(Photos by WSB co-publisher Patrick Sand)
A sad procession on Alki less than an hour ago – but one that might ultimately yield some knowledge for the future: A dead harbor porpoise was taken away by biologist Dyanna Lambourn from the Washington Department of Fish and Wildlife Marine Mammal Investigations unit and biologist/stranding coordinator Jessie Huggins from Cascadia Research Collective. Also on hand at the beach this morning, Seal Sitters first responder Robin Lindsey, who got word of the porpoise’s death at mid-afternoon Saturday (the organization is part of a stranding network for all marine mammals, not just seals), and Seal Sitters volunteers David and Eilene Hutchinson. So far we know the porpoise was an adult female, but the cause of her death was not obvious and will require further investigation.

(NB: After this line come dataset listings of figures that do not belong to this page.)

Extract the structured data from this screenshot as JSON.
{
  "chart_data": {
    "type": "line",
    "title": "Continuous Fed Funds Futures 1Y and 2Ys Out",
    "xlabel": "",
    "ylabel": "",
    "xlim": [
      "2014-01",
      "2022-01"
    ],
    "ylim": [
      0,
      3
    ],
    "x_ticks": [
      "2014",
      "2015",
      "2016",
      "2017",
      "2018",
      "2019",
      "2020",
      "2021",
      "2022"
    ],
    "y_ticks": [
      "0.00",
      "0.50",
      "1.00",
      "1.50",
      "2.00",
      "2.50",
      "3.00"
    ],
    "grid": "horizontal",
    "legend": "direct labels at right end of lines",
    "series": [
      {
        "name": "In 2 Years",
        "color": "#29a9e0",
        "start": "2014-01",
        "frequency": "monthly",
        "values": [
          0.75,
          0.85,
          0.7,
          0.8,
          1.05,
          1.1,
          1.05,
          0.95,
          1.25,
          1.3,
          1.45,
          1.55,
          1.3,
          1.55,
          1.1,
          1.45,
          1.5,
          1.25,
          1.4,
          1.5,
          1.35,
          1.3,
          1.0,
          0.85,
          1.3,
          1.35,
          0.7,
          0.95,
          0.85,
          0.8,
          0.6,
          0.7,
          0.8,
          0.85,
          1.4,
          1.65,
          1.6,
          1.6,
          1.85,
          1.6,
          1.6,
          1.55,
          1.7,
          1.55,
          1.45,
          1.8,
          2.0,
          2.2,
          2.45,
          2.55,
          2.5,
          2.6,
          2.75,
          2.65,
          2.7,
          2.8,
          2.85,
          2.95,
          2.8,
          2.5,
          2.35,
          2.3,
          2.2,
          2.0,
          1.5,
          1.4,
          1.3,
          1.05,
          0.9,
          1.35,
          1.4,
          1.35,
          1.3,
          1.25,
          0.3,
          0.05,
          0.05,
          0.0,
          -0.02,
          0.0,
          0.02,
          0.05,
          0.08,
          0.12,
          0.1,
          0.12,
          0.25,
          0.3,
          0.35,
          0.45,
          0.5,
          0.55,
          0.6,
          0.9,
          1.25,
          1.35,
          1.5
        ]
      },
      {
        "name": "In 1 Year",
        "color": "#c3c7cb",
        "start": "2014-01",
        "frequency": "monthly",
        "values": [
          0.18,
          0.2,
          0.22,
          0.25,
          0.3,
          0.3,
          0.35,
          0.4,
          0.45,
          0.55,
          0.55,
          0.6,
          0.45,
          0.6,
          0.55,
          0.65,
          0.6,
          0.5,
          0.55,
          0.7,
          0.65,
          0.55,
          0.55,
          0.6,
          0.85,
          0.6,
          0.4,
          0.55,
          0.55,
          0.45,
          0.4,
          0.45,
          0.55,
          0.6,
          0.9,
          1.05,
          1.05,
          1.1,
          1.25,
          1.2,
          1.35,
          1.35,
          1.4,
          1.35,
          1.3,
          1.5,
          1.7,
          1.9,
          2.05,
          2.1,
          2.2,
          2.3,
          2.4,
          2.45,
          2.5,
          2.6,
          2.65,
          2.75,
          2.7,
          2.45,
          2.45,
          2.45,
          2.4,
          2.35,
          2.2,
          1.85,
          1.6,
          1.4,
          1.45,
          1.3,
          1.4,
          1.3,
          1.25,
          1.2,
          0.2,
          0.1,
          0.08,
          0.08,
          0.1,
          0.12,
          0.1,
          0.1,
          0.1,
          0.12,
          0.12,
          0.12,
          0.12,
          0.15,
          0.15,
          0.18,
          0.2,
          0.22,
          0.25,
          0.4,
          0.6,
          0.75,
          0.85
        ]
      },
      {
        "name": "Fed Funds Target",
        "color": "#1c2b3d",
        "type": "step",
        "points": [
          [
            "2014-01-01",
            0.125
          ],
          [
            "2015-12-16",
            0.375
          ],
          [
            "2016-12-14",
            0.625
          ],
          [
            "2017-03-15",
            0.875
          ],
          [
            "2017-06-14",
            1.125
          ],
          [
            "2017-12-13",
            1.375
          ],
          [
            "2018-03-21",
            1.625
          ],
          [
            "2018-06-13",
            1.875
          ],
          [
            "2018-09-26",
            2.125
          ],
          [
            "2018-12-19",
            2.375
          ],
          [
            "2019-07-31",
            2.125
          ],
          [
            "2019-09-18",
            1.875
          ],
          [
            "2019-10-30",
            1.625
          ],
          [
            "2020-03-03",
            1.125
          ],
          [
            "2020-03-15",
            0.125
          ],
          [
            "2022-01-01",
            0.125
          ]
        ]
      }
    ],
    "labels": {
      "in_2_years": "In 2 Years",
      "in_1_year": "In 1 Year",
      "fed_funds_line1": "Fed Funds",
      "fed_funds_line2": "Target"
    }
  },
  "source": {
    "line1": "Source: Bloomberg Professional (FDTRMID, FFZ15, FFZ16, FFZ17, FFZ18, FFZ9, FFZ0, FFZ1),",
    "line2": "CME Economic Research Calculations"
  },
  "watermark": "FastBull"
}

As the biologists (in the photo with camera-wielding Robin) explained to curious passersby, harbor porpoises are not rare and not endangered (read more about them here), but the biologists say they seldom wash up like this – most often, they die at sea and “just disappear.” On the Seal Sitters’ “blubberblog” site, Robin tells the story of the elaborate operation carried out last night to secure the porpoise until it could be picked up this morning; as she writes, it died further east along the Alki shore, and was moved to the spot where we photographed her and the biologists this morning (near the 53rd Avenue Pump Station section of beach). The porpoise is now being taken to a facility in the South Sound.
3:47 PM UPDATE: Robin has updated her report, but the necropsy results aren’t in yet – look for another update (there and here) when they are.
11:03 PM UPDATE: Robin at Seal Sitters has updated her report again with those results. Biologists say the porpoise had a serious lung infection. Full details added at the bottom of her story.